One of the most interesting inclusions on the list, however, turned out to be Celine Dion’s “My Heart Will Go On,” which ranked number 50. It becomes intriguing, not because of the song’s quality, but because of the issue it brings up: Should popularity enter into the equation? In a perfect world, it wouldn’t, but it’s unavoidable. You can’t make much of a case, at least not to many people, if you don’t use a common example. On the other hand, coupling popularity with proximity is a gross mistake, critically speaking. Disregarding her fame, what distinguishes Celine Dion from a thousand mediocre “divas” from the 1970s inclusive? As with every like-whoa entry on this list, the VH-1 special will lend the soapbox to Mr. Three Names – Michael Ian Black — to wax valley girl, “Oh my God, this song was like so overplayed, every time I hear it on the radio I just want to smash it!” You go, badass!

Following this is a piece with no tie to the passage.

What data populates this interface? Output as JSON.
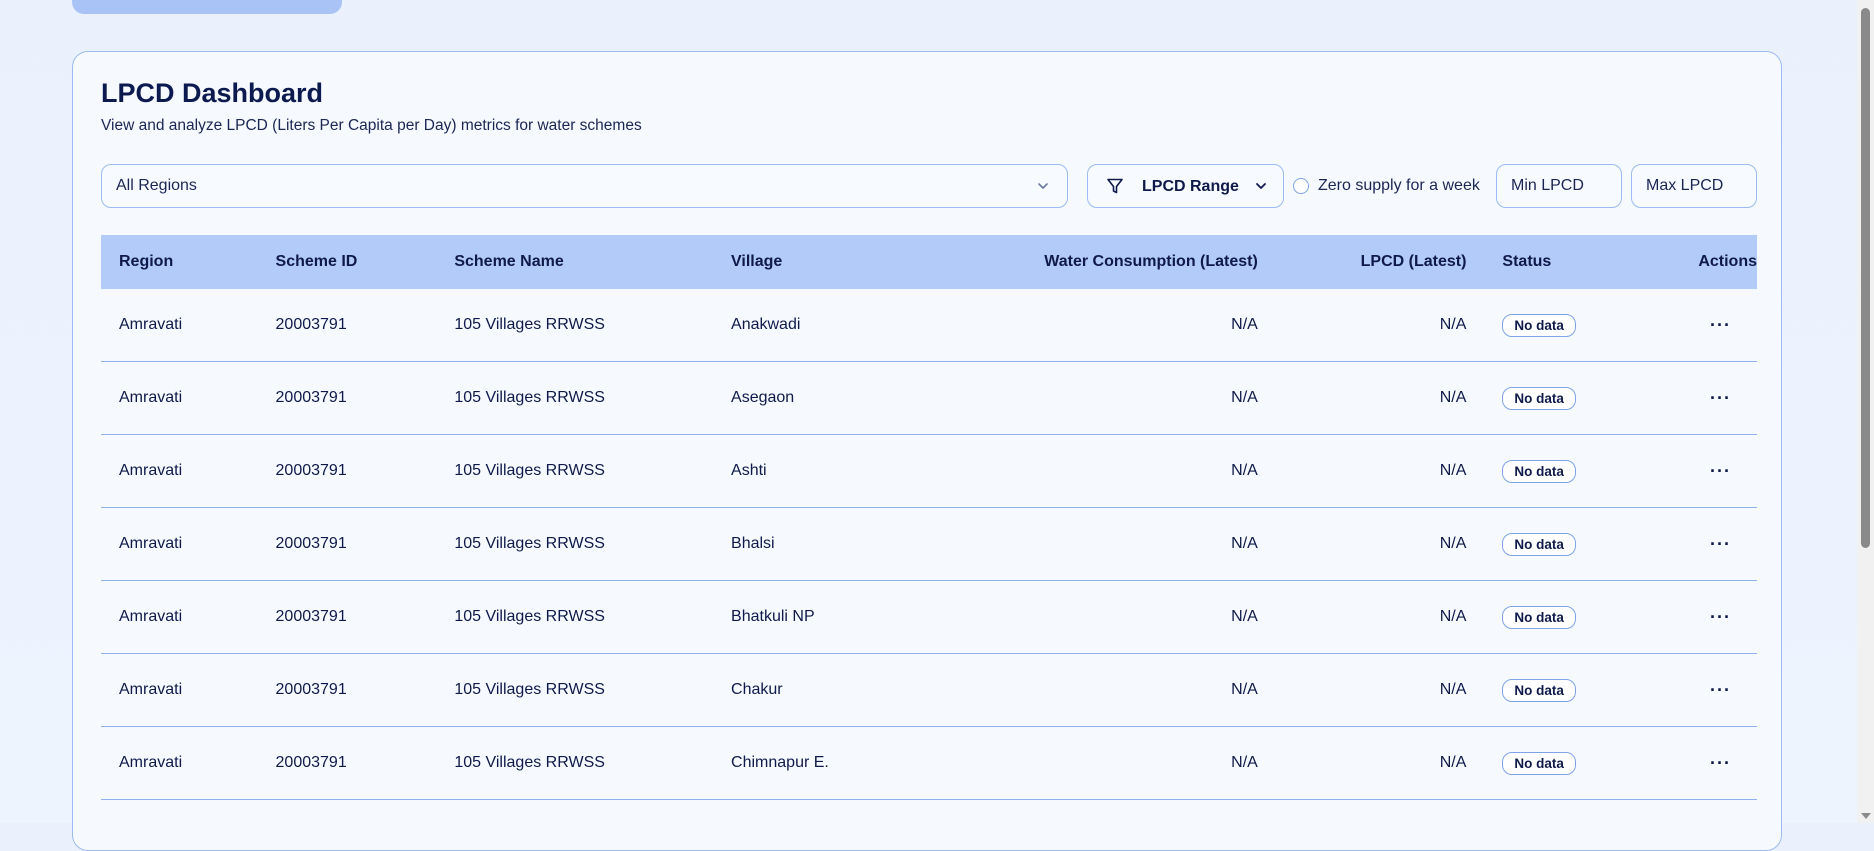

So what are the five worst songs ever recorded? In my opinion, the following deserve consideration: “What’s Going On,” by the Four Non Blondes; “I’ll be Missing You,” by Puff Daddy featuring Faith Evans and 112; “Breakfast at Tiffany’s,” by Deep Blue Something; “The End,” by the Doors; and “The Flame” by Cheap Trick is far and away No. 1. Aging B-list rock stars make a live album that surprisingly outsells anything they ever did in the studio, hit the hairspray and record a “Sister Christian” quality power-ballad, five years too late – a song they didn’t even write. The guitar solo follows the vocal melody note-for-note, and in an era of slow-song lighter-lighting — a practice that should have died 10 years earlier — it’s called “The Flame.” Most of America thinks this song was on the Top Gun soundtrack. What makes this whole thing better is that Cheap Trick downright refuses to play it in concert anymore.